Raising the Corporate Average Fleet Economy (CAFE) standards appears to have a 10 – 20% rebound effect – as gas mileage improves, some of the fuel and greenhouse gas savings is lost to increased driving. (See Effectiveness and Impact of Corporate Average Fuel Economy (CAFE) Standards)
The rebound effect in Europe is 20 – 30%.
That’s the figure obtained when trying to separate out various different effects across a continent. Diesel cars in Europe get better mileage than gasoline cars, and diesel is cheaper than gasoline there. (Back in the 1970s, the price of oil went up quickly, what with OPEC and Iran. When the price of oil came down, the Europeans left the prices of gasoline and diesel high, taxing them became a major source of revenue. The price of diesel did come down some to please the truckers. Today, diesel is about $1/gallon cheaper than gasoline.)
Lee Schipper, et al, found that diesel drivers use more fuel and emit more greenhouse gases than do drivers of gasoline cars. As noted, 20 – 30% is because of the rebound effect, perhaps a larger portion can be attributed to lower diesel prices, some because long distance drivers self-select for diesel, and some because people with two or more vehicles will use the cheapest for long distance trips.

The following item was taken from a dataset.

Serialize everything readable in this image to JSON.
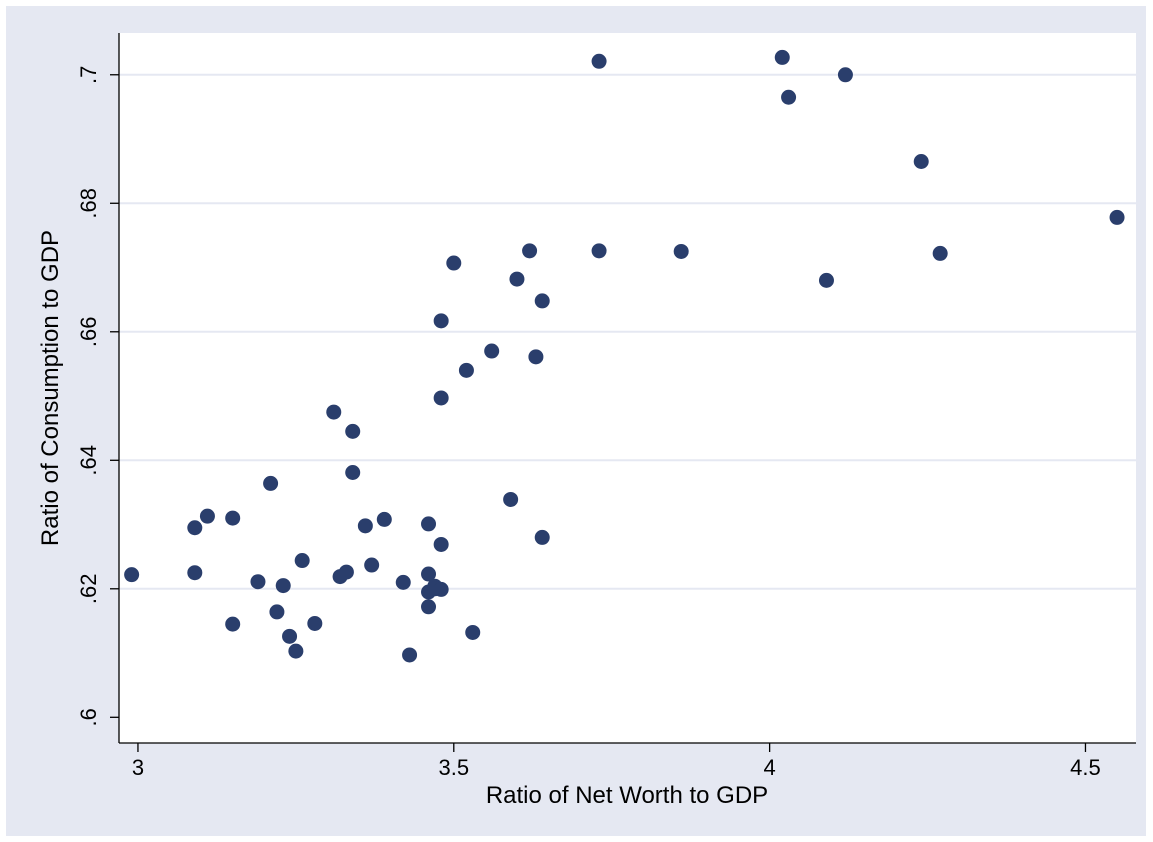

It’s like treading water. How about if we improve gas mileage and increase fuel taxes? We’re going to have to raise taxes anyway, so why not raise taxes on fuels?
More explanation There are two rebound effects: buying a more or less fuel efficient car as fuel prices change, and driving more or fewer miles after buying the new car. The 20 – 30% figure is the change in driving behavior with the new car if only the improved mileage is taken into account. Europeans, from a number of countries with a number of pricing schemes, switching from petrol to diesel increased their yearly distances from 16,000 km to 19,500 km, a 22% increase. People switching from diesel to petrol reduced driving distances from 21,000 km to 15,000 km, a 29% decrease. These changes appear to correlate with the change in fuel costs, including better fuel mileage, as few simultaneously made other changes such as moving to or from the city. The diesel gets about 26% better fuel mileage than does the petrol car, so the shift in behavior to diesel cuts the reductions in fuel use and greenhouse gas emissions by 85%. Of that 85%, some 20 – 30% appears to come from improved mileage and the rest from the lower prices of diesel. The price of diesel is being raised across Europe.
The assumption is that Europeans show a greater change in behavior with changing efficiency because they have public transit as an option—Americans are choosing between one car and another, while Europeans are choosing between public transit and cars with a range of fuel economies.